Amazingly enough, long-shot presidential contender Bernie Sanders has raised more money for his campaign than any Republican has in the first half of this year. His team says 250,000 donors have given to the Sanders campaign so far — which goes to show that the Vermont senator has a very broad base of small-donor support.
Yet when the full picture of presidential fundraising is taken into account, this only bolsters Sanders's case that the super wealthy have too much influence on our electoral system. Because when outside groups that can accept huge donations are taken into account, Sanders is getting swamped.
Look at just the campaign fundraising numbers released so far. They place Sanders near the front of the pack, trailing only Hillary Clinton:
Sanders's $15 million haul, while far behind Hillary Clinton's $45 million, easily tops that of most Republican candidates. The only ones who come close to Sanders are Ted Cruz ($14.3 million), Marco Rubio ($12 million), and Jeb Bush ($11.4 million).
Now, there's a huge caveat to Jeb Bush's number there — he didn't actually launch his campaign until mid-June, so his total is just from the 16 days he was in the race. But he is the Republican frontrunner — and Cruz has been running since March, Rubio and Paul since April, and Carson and Huckabee since May. Sanders beat them all.
Yet this is quite revealing of how our campaign finance system currently works, because the rankings dramatically change once allied outside groups that can raise unlimited contributions — Super PACs and "dark money" nonprofits — are added to the candidates' totals:
All of a sudden, Bernie's $15 million haul doesn't look particularly impressive. Outside money lets Bush, Cruz, Rubio, and Rick Perry suddenly surpass Sanders, who has foresworn outside groups. (Technically, none of these outside groups are supposed to coordinate with the campaigns they support, but in practice they tend to be run by the candidates' trusted allies, and to know just what to do.) Outside money also lets Clinton widen her lead over Sanders — and spurs her to raise even more, to keep up with her GOP rivals.
The reason for this, of course, is that donors are limited in how much they can give to any particular campaign — they can donate just $2,700 for each of the primary and the general election.
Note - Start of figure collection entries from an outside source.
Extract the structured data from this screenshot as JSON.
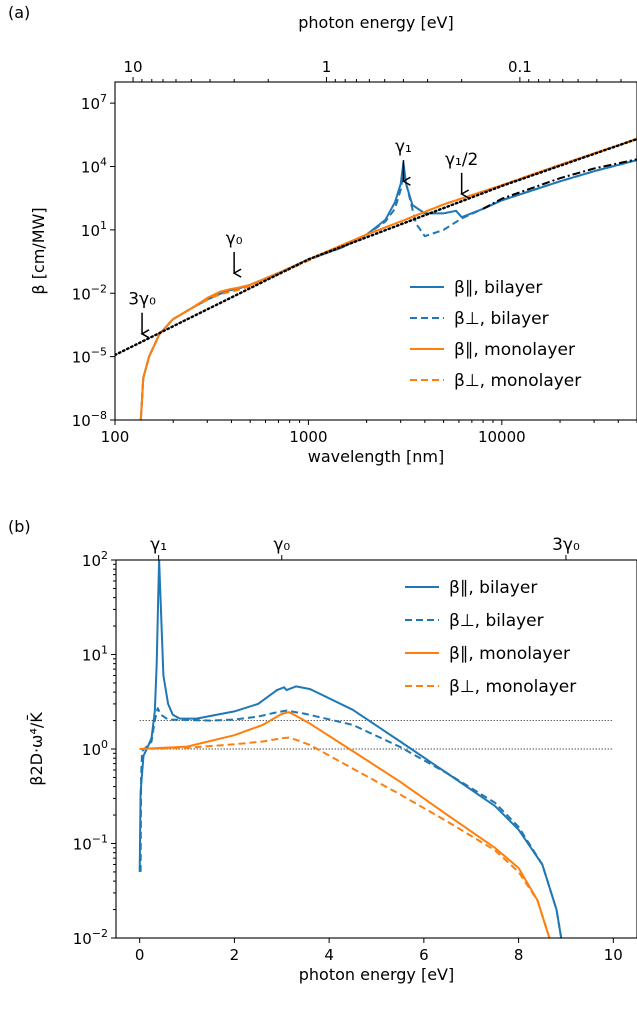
{
  "figure": {
    "panel_a_tag": "(a)",
    "panel_b_tag": "(b)"
  },
  "chart_data": [
    {
      "type": "line",
      "panel": "(a)",
      "xlabel": "wavelength [nm]",
      "ylabel": "β [cm/MW]",
      "top_xlabel": "photon energy [eV]",
      "x_scale": "log",
      "y_scale": "log",
      "xlim": [
        100,
        50000
      ],
      "ylim": [
        1e-08,
        100000000.0
      ],
      "x_ticks": [
        100,
        1000,
        10000
      ],
      "x_tick_labels": [
        "100",
        "1000",
        "10000"
      ],
      "y_ticks": [
        1e-08,
        1e-05,
        0.01,
        10,
        10000,
        10000000
      ],
      "y_tick_labels": [
        {
          "base": "10",
          "exp": "−8"
        },
        {
          "base": "10",
          "exp": "−5"
        },
        {
          "base": "10",
          "exp": "−2"
        },
        {
          "base": "10",
          "exp": "1"
        },
        {
          "base": "10",
          "exp": "4"
        },
        {
          "base": "10",
          "exp": "7"
        }
      ],
      "top_ticks_ev": [
        10,
        1,
        0.1
      ],
      "top_tick_labels": [
        "10",
        "1",
        "0.1"
      ],
      "annotations": [
        {
          "label": "3γ₀",
          "x": 138,
          "y_from": 0.0012,
          "y_to": 0.00012
        },
        {
          "label": "γ₀",
          "x": 413,
          "y_from": 0.9,
          "y_to": 0.09
        },
        {
          "label": "γ₁",
          "x": 3100,
          "y_from": 20000,
          "y_to": 2000
        },
        {
          "label": "γ₁/2",
          "x": 6200,
          "y_from": 5000,
          "y_to": 500
        }
      ],
      "legend_position": "lower right",
      "series": [
        {
          "name": "β∥, bilayer",
          "color": "#1f77b4",
          "dash": "solid",
          "points": [
            [
              136,
              1e-08
            ],
            [
              140,
              1e-06
            ],
            [
              150,
              1e-05
            ],
            [
              170,
              0.00012
            ],
            [
              200,
              0.0006
            ],
            [
              250,
              0.002
            ],
            [
              300,
              0.005
            ],
            [
              380,
              0.013
            ],
            [
              430,
              0.016
            ],
            [
              500,
              0.025
            ],
            [
              700,
              0.09
            ],
            [
              1000,
              0.4
            ],
            [
              1500,
              1.5
            ],
            [
              2000,
              6
            ],
            [
              2500,
              30
            ],
            [
              2800,
              200
            ],
            [
              3000,
              1500
            ],
            [
              3100,
              15000
            ],
            [
              3200,
              1500
            ],
            [
              3450,
              150
            ],
            [
              4000,
              60
            ],
            [
              5000,
              60
            ],
            [
              5800,
              80
            ],
            [
              6200,
              40
            ],
            [
              8000,
              100
            ],
            [
              10000,
              250
            ],
            [
              20000,
              2000
            ],
            [
              30000,
              6000
            ],
            [
              50000,
              20000
            ]
          ]
        },
        {
          "name": "β⊥, bilayer",
          "color": "#1f77b4",
          "dash": "dashed",
          "points": [
            [
              136,
              1e-08
            ],
            [
              140,
              1e-06
            ],
            [
              150,
              1e-05
            ],
            [
              170,
              0.00012
            ],
            [
              200,
              0.0006
            ],
            [
              250,
              0.002
            ],
            [
              300,
              0.005
            ],
            [
              380,
              0.013
            ],
            [
              430,
              0.016
            ],
            [
              500,
              0.025
            ],
            [
              700,
              0.09
            ],
            [
              1000,
              0.4
            ],
            [
              1500,
              1.5
            ],
            [
              2000,
              6
            ],
            [
              2500,
              25
            ],
            [
              2800,
              100
            ],
            [
              3000,
              800
            ],
            [
              3100,
              5000
            ],
            [
              3300,
              500
            ],
            [
              3600,
              20
            ],
            [
              4000,
              5
            ],
            [
              5000,
              10
            ],
            [
              6200,
              35
            ],
            [
              8000,
              100
            ],
            [
              10000,
              250
            ],
            [
              20000,
              2000
            ],
            [
              30000,
              6000
            ],
            [
              50000,
              20000
            ]
          ]
        },
        {
          "name": "β∥, monolayer",
          "color": "#ff7f0e",
          "dash": "solid",
          "points": [
            [
              136,
              1e-08
            ],
            [
              140,
              1e-06
            ],
            [
              150,
              1e-05
            ],
            [
              170,
              0.00012
            ],
            [
              200,
              0.0006
            ],
            [
              250,
              0.002
            ],
            [
              300,
              0.006
            ],
            [
              350,
              0.012
            ],
            [
              400,
              0.016
            ],
            [
              430,
              0.018
            ],
            [
              500,
              0.025
            ],
            [
              700,
              0.09
            ],
            [
              1000,
              0.4
            ],
            [
              2000,
              6
            ],
            [
              3000,
              25
            ],
            [
              5000,
              160
            ],
            [
              10000,
              1300
            ],
            [
              20000,
              12000
            ],
            [
              50000,
              200000
            ]
          ]
        },
        {
          "name": "β⊥, monolayer",
          "color": "#ff7f0e",
          "dash": "dashed",
          "points": [
            [
              136,
              1e-08
            ],
            [
              140,
              1e-06
            ],
            [
              150,
              1e-05
            ],
            [
              170,
              0.00012
            ],
            [
              200,
              0.0006
            ],
            [
              250,
              0.002
            ],
            [
              300,
              0.005
            ],
            [
              350,
              0.009
            ],
            [
              400,
              0.012
            ],
            [
              430,
              0.014
            ],
            [
              500,
              0.022
            ],
            [
              700,
              0.08
            ],
            [
              1000,
              0.35
            ],
            [
              2000,
              6
            ],
            [
              3000,
              25
            ],
            [
              5000,
              160
            ],
            [
              10000,
              1300
            ],
            [
              20000,
              12000
            ],
            [
              50000,
              200000
            ]
          ]
        },
        {
          "name": "",
          "color": "#000000",
          "dash": "dotted",
          "points": [
            [
              100,
              1.2e-05
            ],
            [
              1000,
              0.4
            ],
            [
              10000,
              1200
            ],
            [
              50000,
              200000
            ]
          ]
        },
        {
          "name": "",
          "color": "#000000",
          "dash": "dashdot",
          "points": [
            [
              8000,
              100
            ],
            [
              10000,
              300
            ],
            [
              20000,
              2800
            ],
            [
              30000,
              8000
            ],
            [
              50000,
              22000
            ]
          ]
        }
      ]
    },
    {
      "type": "line",
      "panel": "(b)",
      "xlabel": "photon energy [eV]",
      "ylabel": "β2D·ω⁴/K̄",
      "x_scale": "linear",
      "y_scale": "log",
      "xlim": [
        -0.5,
        10.5
      ],
      "ylim": [
        0.01,
        100
      ],
      "x_ticks": [
        0,
        2,
        4,
        6,
        8,
        10
      ],
      "x_tick_labels": [
        "0",
        "2",
        "4",
        "6",
        "8",
        "10"
      ],
      "y_ticks": [
        0.01,
        0.1,
        1,
        10,
        100
      ],
      "y_tick_labels": [
        {
          "base": "10",
          "exp": "−2"
        },
        {
          "base": "10",
          "exp": "−1"
        },
        {
          "base": "10",
          "exp": "0"
        },
        {
          "base": "10",
          "exp": "1"
        },
        {
          "base": "10",
          "exp": "2"
        }
      ],
      "top_ticks": [
        0.4,
        3.0,
        9.0
      ],
      "top_tick_labels": [
        "γ₁",
        "γ₀",
        "3γ₀"
      ],
      "reference_lines": [
        1,
        2
      ],
      "legend_position": "upper right",
      "series": [
        {
          "name": "β∥, bilayer",
          "color": "#1f77b4",
          "dash": "solid",
          "points": [
            [
              0.0,
              0.05
            ],
            [
              0.02,
              0.35
            ],
            [
              0.08,
              0.85
            ],
            [
              0.15,
              1.0
            ],
            [
              0.25,
              1.3
            ],
            [
              0.32,
              2.5
            ],
            [
              0.36,
              8
            ],
            [
              0.39,
              40
            ],
            [
              0.41,
              100
            ],
            [
              0.44,
              40
            ],
            [
              0.5,
              6
            ],
            [
              0.6,
              3
            ],
            [
              0.7,
              2.3
            ],
            [
              0.85,
              2.1
            ],
            [
              1.2,
              2.1
            ],
            [
              2.0,
              2.5
            ],
            [
              2.5,
              3.0
            ],
            [
              2.9,
              4.2
            ],
            [
              3.05,
              4.5
            ],
            [
              3.1,
              4.2
            ],
            [
              3.3,
              4.6
            ],
            [
              3.6,
              4.3
            ],
            [
              4.5,
              2.6
            ],
            [
              5.5,
              1.2
            ],
            [
              6.5,
              0.55
            ],
            [
              7.5,
              0.25
            ],
            [
              8.0,
              0.14
            ],
            [
              8.5,
              0.06
            ],
            [
              8.8,
              0.02
            ],
            [
              8.9,
              0.01
            ]
          ]
        },
        {
          "name": "β⊥, bilayer",
          "color": "#1f77b4",
          "dash": "dashed",
          "points": [
            [
              0.02,
              0.05
            ],
            [
              0.03,
              0.5
            ],
            [
              0.05,
              0.95
            ],
            [
              0.1,
              1.0
            ],
            [
              0.25,
              1.2
            ],
            [
              0.32,
              2.0
            ],
            [
              0.38,
              2.7
            ],
            [
              0.45,
              2.3
            ],
            [
              0.6,
              2.05
            ],
            [
              1.5,
              2.0
            ],
            [
              2.0,
              2.05
            ],
            [
              2.5,
              2.2
            ],
            [
              2.9,
              2.45
            ],
            [
              3.1,
              2.55
            ],
            [
              3.2,
              2.5
            ],
            [
              3.5,
              2.35
            ],
            [
              4.5,
              1.8
            ],
            [
              5.5,
              1.05
            ],
            [
              6.5,
              0.55
            ],
            [
              7.5,
              0.27
            ],
            [
              8.0,
              0.15
            ],
            [
              8.5,
              0.06
            ],
            [
              8.8,
              0.02
            ],
            [
              8.9,
              0.01
            ]
          ]
        },
        {
          "name": "β∥, monolayer",
          "color": "#ff7f0e",
          "dash": "solid",
          "points": [
            [
              0.0,
              1.0
            ],
            [
              1.0,
              1.06
            ],
            [
              2.0,
              1.4
            ],
            [
              2.6,
              1.8
            ],
            [
              3.0,
              2.35
            ],
            [
              3.15,
              2.45
            ],
            [
              3.3,
              2.25
            ],
            [
              3.6,
              1.85
            ],
            [
              4.5,
              0.95
            ],
            [
              5.5,
              0.45
            ],
            [
              6.5,
              0.2
            ],
            [
              7.5,
              0.09
            ],
            [
              8.0,
              0.055
            ],
            [
              8.4,
              0.025
            ],
            [
              8.65,
              0.01
            ]
          ]
        },
        {
          "name": "β⊥, monolayer",
          "color": "#ff7f0e",
          "dash": "dashed",
          "points": [
            [
              0.0,
              1.0
            ],
            [
              1.0,
              1.03
            ],
            [
              2.0,
              1.12
            ],
            [
              2.6,
              1.2
            ],
            [
              3.0,
              1.3
            ],
            [
              3.15,
              1.32
            ],
            [
              3.3,
              1.25
            ],
            [
              3.6,
              1.1
            ],
            [
              4.5,
              0.62
            ],
            [
              5.5,
              0.33
            ],
            [
              6.5,
              0.17
            ],
            [
              7.5,
              0.085
            ],
            [
              8.0,
              0.05
            ],
            [
              8.4,
              0.025
            ],
            [
              8.65,
              0.01
            ]
          ]
        }
      ]
    }
  ]
}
So a broad base of small donor support — like the 250,000 donors who have given to Sanders — is necessary to put up big numbers there.
With Super PACs and dark money, the situation is different. Just a few superrich individuals — or even just one — can pour in unlimited amounts in support of their preferred candidate. Take former Texas Gov. Perry, who raised barely over a million for his campaign and is polling quite badly. His outside groups have raised $16.8 million — $6 million of which is from Kelcy Warren, the CEO of Energy Transfer Partners. As Mother Jones's Patrick Caldwell wrote, Perry is on the board of Warren's company, and Warren is the campaign's finance chairman.
None of this will come as a surprise to Bernie Sanders, who has blasted the Supreme Court's Citizens United ruling for years, and has said it "totally corrupted" our political system, saying, "American democracy is not about billionaires being able to buy candidates and elections." Now the issue is surely more pressing and personal to him than ever.